Jonsson Comprehensive Cancer Center, University of California–Los Angeles, Los Angeles, CA 90095-1678, USA.
N Engl J Med. 2011 Oct 6;365(14):1273-83. doi: 10.1056/NEJMoa0910383.
BACKGROUND: Trastuzumab improves survival in the adjuvant treatment of HER-positive breast cancer, although combined therapy with anthracycline-based regimens has been associated with cardiac toxicity. We wanted to evaluate the efficacy and safety of a new nonanthracycline regimen with trastuzumab. METHODS: We randomly assigned 3222 women with HER2-positive early-stage breast cancer to receive doxorubicin and cyclophosphamide followed by docetaxel every 3 weeks (AC-T), the same regimen plus 52 weeks of trastuzumab (AC-T plus trastuzumab), or docetaxel and carboplatin plus 52 weeks of trastuzumab (TCH). The primary study end point was disease-free survival. Secondary end points were overall survival and safety. RESULTS: At a median follow-up of 65 months, 656 events triggered this protocol-specified analysis. The estimated disease-free survival rates at 5 years were 75% among patients receiving AC-T, 84% among those receiving AC-T plus trastuzumab, and 81% among those receiving TCH. Estimated rates of overall survival were 87%, 92%, and 91%, respectively. No significant differences in efficacy (disease-free or overall survival) were found between the two trastuzumab regimens, whereas both were superior to AC-T. The rates of congestive heart failure and cardiac dysfunction were significantly higher in the group receiving AC-T plus trastuzumab than in the TCH group (P<0.001). Eight cases of acute leukemia were reported: seven in the groups receiving the anthracycline-based regimens and one in the TCH group subsequent to receiving an anthracycline outside the study. CONCLUSIONS: The addition of 1 year of adjuvant trastuzumab significantly improved disease-free and overall survival among women with HER2-positive breast cancer. The risk-benefit ratio favored the nonanthracycline TCH regimen over AC-T plus trastuzumab, given its similar efficacy, fewer acute toxic effects, and lower risks of cardiotoxicity and leukemia. (Funded by Sanofi-Aventis and Genentech; BCIRG-006 ClinicalTrials.gov number, NCT00021255.).

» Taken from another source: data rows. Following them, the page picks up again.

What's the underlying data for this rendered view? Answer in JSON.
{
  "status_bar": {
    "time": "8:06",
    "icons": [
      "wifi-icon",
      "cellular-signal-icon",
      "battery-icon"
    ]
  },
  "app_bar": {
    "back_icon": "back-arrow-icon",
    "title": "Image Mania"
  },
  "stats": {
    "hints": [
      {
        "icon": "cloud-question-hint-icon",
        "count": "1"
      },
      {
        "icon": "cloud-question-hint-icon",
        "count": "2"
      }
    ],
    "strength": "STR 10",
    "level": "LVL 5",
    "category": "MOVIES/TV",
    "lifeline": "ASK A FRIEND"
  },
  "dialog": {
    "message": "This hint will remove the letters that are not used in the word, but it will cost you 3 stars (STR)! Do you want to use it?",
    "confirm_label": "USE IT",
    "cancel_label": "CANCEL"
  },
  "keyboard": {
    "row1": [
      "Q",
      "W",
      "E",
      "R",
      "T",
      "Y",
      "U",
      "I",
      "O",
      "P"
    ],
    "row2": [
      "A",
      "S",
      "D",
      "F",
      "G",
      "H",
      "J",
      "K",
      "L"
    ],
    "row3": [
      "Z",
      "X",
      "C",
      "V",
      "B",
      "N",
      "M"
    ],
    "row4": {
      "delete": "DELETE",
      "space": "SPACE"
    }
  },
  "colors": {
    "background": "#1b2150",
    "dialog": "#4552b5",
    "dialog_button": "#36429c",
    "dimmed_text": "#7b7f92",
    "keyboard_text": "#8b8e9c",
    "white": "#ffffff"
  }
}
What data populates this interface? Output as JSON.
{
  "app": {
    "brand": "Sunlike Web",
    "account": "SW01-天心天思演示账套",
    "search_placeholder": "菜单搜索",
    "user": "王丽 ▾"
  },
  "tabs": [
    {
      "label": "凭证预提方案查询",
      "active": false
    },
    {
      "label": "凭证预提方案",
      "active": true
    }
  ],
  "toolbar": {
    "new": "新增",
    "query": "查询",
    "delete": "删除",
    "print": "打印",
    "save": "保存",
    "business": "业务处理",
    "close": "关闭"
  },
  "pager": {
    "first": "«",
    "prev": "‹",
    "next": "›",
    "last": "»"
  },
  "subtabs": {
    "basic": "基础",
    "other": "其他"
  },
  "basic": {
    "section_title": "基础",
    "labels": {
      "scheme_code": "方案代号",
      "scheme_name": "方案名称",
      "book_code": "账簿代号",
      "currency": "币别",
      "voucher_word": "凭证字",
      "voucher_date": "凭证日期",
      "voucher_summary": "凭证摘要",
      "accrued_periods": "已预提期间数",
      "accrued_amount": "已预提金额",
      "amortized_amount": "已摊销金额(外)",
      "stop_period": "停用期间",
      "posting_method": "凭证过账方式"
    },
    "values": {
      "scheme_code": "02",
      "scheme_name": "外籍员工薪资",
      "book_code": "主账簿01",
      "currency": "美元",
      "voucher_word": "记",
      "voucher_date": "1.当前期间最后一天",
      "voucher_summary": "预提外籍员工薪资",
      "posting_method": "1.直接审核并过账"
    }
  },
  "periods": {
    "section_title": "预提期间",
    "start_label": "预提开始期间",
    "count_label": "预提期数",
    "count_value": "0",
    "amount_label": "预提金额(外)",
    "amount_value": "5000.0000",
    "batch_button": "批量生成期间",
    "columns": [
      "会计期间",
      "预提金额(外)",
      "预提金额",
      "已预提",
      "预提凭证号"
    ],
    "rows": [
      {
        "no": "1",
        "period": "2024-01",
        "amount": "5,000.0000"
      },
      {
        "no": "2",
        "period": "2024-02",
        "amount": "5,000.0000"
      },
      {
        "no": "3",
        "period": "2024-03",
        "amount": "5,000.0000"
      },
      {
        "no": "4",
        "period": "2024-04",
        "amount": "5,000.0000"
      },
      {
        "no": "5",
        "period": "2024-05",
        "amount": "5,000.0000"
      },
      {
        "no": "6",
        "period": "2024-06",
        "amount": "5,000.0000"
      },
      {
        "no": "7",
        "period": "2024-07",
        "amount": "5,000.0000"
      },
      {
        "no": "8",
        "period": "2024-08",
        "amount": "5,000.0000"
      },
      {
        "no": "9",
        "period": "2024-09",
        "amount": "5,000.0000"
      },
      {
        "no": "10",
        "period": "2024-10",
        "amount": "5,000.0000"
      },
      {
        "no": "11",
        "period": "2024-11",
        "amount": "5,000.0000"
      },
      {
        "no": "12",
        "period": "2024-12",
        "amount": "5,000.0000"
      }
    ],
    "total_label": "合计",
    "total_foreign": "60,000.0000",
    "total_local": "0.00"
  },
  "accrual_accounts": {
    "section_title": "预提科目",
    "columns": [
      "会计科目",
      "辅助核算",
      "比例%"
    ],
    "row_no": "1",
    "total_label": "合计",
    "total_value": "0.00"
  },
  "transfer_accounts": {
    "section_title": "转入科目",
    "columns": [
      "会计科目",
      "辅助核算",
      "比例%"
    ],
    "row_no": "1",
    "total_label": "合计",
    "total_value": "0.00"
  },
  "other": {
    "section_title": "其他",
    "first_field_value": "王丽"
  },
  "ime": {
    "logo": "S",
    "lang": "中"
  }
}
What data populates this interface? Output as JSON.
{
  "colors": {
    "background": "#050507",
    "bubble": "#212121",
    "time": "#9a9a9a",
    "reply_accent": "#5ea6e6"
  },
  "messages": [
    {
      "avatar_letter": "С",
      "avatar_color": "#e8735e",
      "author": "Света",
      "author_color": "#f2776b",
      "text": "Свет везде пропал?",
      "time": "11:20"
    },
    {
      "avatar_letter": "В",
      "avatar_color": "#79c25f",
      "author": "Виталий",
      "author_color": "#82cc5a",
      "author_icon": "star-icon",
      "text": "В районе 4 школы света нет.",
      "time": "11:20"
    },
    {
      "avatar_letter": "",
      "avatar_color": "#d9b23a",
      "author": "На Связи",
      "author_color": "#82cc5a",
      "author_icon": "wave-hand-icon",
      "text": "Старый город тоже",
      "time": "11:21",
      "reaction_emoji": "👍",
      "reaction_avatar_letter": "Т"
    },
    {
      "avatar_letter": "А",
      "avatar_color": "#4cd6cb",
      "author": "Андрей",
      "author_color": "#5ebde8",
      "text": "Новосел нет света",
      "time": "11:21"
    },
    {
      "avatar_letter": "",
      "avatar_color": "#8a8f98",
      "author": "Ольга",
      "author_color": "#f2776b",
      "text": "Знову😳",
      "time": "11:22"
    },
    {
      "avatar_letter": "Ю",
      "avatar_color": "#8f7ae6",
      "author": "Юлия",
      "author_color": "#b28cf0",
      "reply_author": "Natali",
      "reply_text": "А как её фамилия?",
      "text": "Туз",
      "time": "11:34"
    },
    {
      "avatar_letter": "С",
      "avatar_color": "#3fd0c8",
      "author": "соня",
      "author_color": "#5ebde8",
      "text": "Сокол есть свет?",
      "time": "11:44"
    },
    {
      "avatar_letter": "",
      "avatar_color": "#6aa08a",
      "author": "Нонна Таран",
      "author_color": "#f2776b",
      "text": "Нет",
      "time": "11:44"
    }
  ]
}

背景:曲妥珠单抗可改善人表皮生长因子受体 2(HER2)阳性乳腺癌的辅助治疗中的生存率,尽管联合蒽环类药物方案治疗与心脏毒性相关。我们旨在评估曲妥珠单抗联合一种新的非蒽环类药物方案的疗效和安全性。
方法:我们将 3222 例 HER2 阳性早期乳腺癌患者随机分配,分别接受多柔比星和环磷酰胺序贯每 3 周 1 次多西他赛(AC-T)、相同方案联合 52 周曲妥珠单抗(AC-T 加曲妥珠单抗)或多西他赛和卡铂联合 52 周曲妥珠单抗(TCH)治疗。主要研究终点为无病生存期。次要终点为总生存期和安全性。
结果:中位随访 65 个月时,656 例事件触发了该方案规定的分析。5 年时无病生存率估计值分别为接受 AC-T 治疗的患者为 75%、接受 AC-T 加曲妥珠单抗治疗的患者为 84%、接受 TCH 治疗的患者为 81%。总生存率的估计值分别为 87%、92%和 91%。两种曲妥珠单抗方案在疗效(无病或总生存期)方面无显著差异,而两者均优于 AC-T。接受 AC-T 加曲妥珠单抗治疗的患者心力衰竭和心脏功能障碍的发生率明显高于 TCH 组(P<0.001)。报告了 8 例急性白血病:7 例发生在接受蒽环类药物方案的组,1 例发生在接受研究外蒽环类药物治疗的 TCH 组。
结论:在 HER2 阳性乳腺癌患者中,加用 1 年的辅助曲妥珠单抗显著改善了无病生存期和总生存期。基于相似的疗效、较少的急性毒性作用、较低的心脏毒性和白血病风险,非蒽环类 TCH 方案优于 AC-T 加曲妥珠单抗方案,风险效益比有利。(由 Sanofi-Aventis 和 Genentech 资助;BCIRG-006 临床试验.gov 编号,NCT00021255。)